2. B.J. Finney, who's a half-dozen years younger, could use the playing time, if only because he's the heir apparent, and he's yet to prove he can man the position over a sustained stretch. He's got a gadget book there, and that'll get him by for a spell, but it's different when he's splattered all over film rooms around the NFL.
Hey, with the loose theme this morning being regrets, where was that when it could have faced Leonard Fournette back in January?
It's not like Mike Tomlin and Keith Butler didn't know that Stephon Tuitt, Javon Hargrave and Tyler Matakevich were hurting that day.
But living in the present, wow, yes. Because Tyson Alualu, unlike a lot of other people he was watching from the sideline that day, can wrap and tackle.
The more the coaching staff gradually unveils these defensive adjustments, the more I'm intrigued.
• I don't care what Le'Veon Bell's doing in Florida, other than whether or not he's keeping himself in optimal football shape.

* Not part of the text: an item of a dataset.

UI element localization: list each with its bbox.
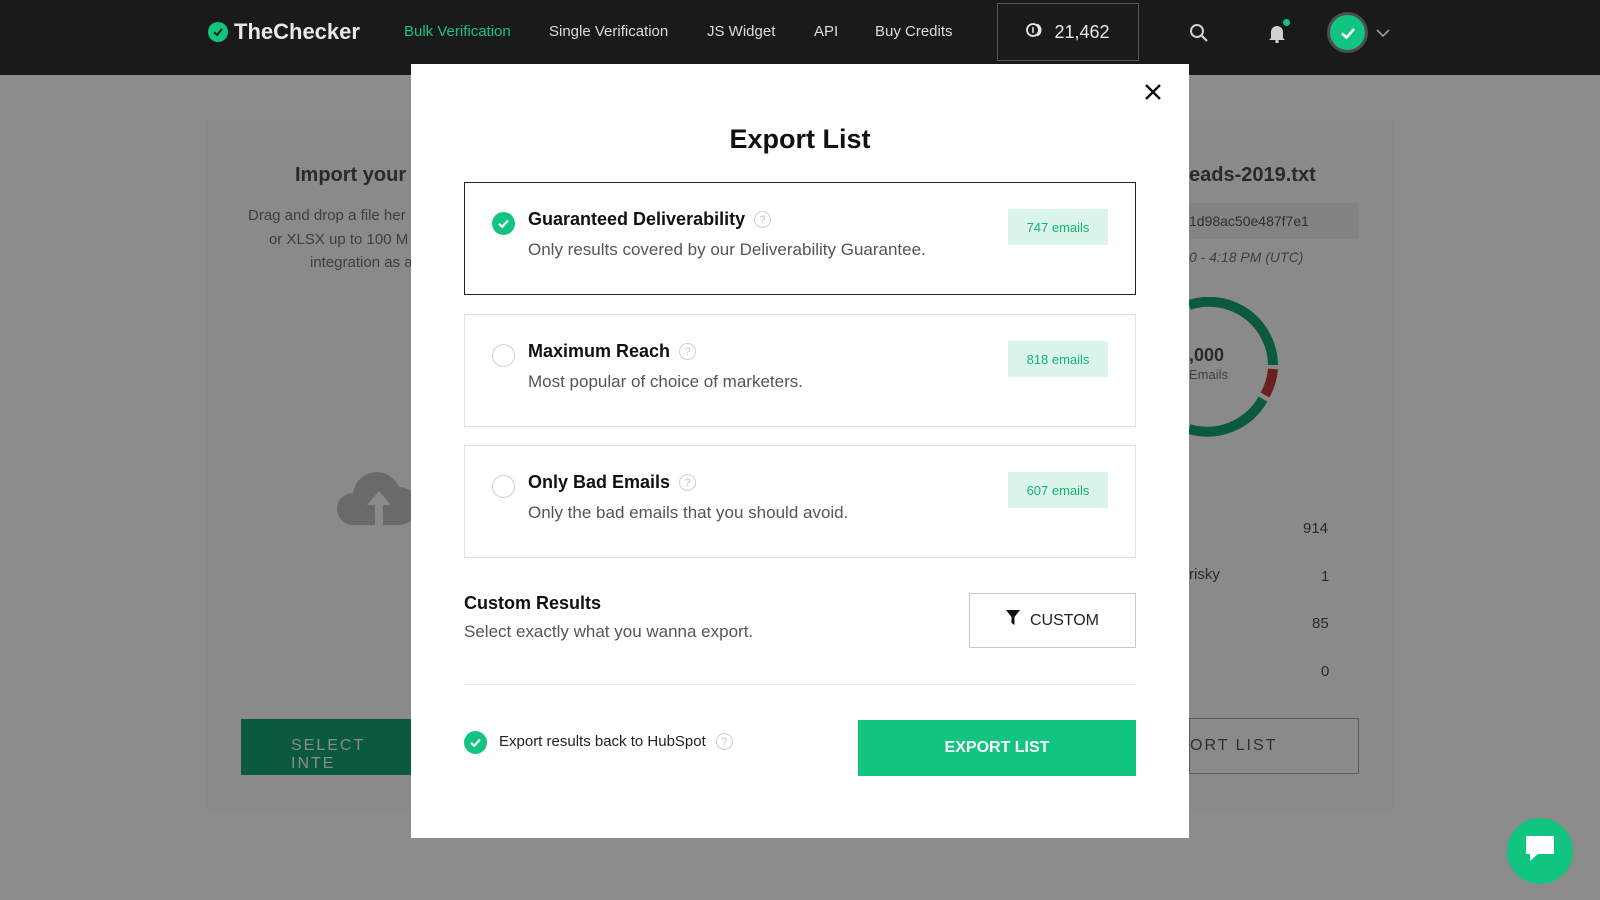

• If you'll allow me to close on a personal note here: Thanks to everyone for the kind wishes through the vacation. It wasn't easy staying away from work, even on the wrong side of the globe, but the kids eventually succeeded in pounding that point home.
What I want to share here is how satisfying it was to read and enjoy our staff's coverage of our sports teams when I wasn't part of it. You know, just like a reader. I felt like I was right there at PNC Park. Or Latrobe. Or wherever the news took us.
This is the strongest, the healthiest this business has ever been, and my feeling on that will only grow with our new hockey writer, Cody Tucker, formally coming aboard Monday with a story that ... you'll see. A couple of us have already taken a peek at the draft, and let's just say for now that it's very indicative of the caliber of reporter/writer we were confident we'd be getting.
Or, as Taylor Haase tweeted ...
Got a ? at @CodyTucker_DKPS’s first feature for @DKPghSports and it’s ?
— Taylor Haase (@TaylorHaasePGH) July 31, 2018
Our reporters are working to bring you not 'recaps' -- I actually can't stand the word -- but the humanity, the pulse of the people involved, as well as all the analysis and original news you'd expect.
I'm feeling as refreshed and pumped as at any point I can recall since this venture launched. Let's have some serious fun around here this fall.
Heck, maybe this summer, too, right?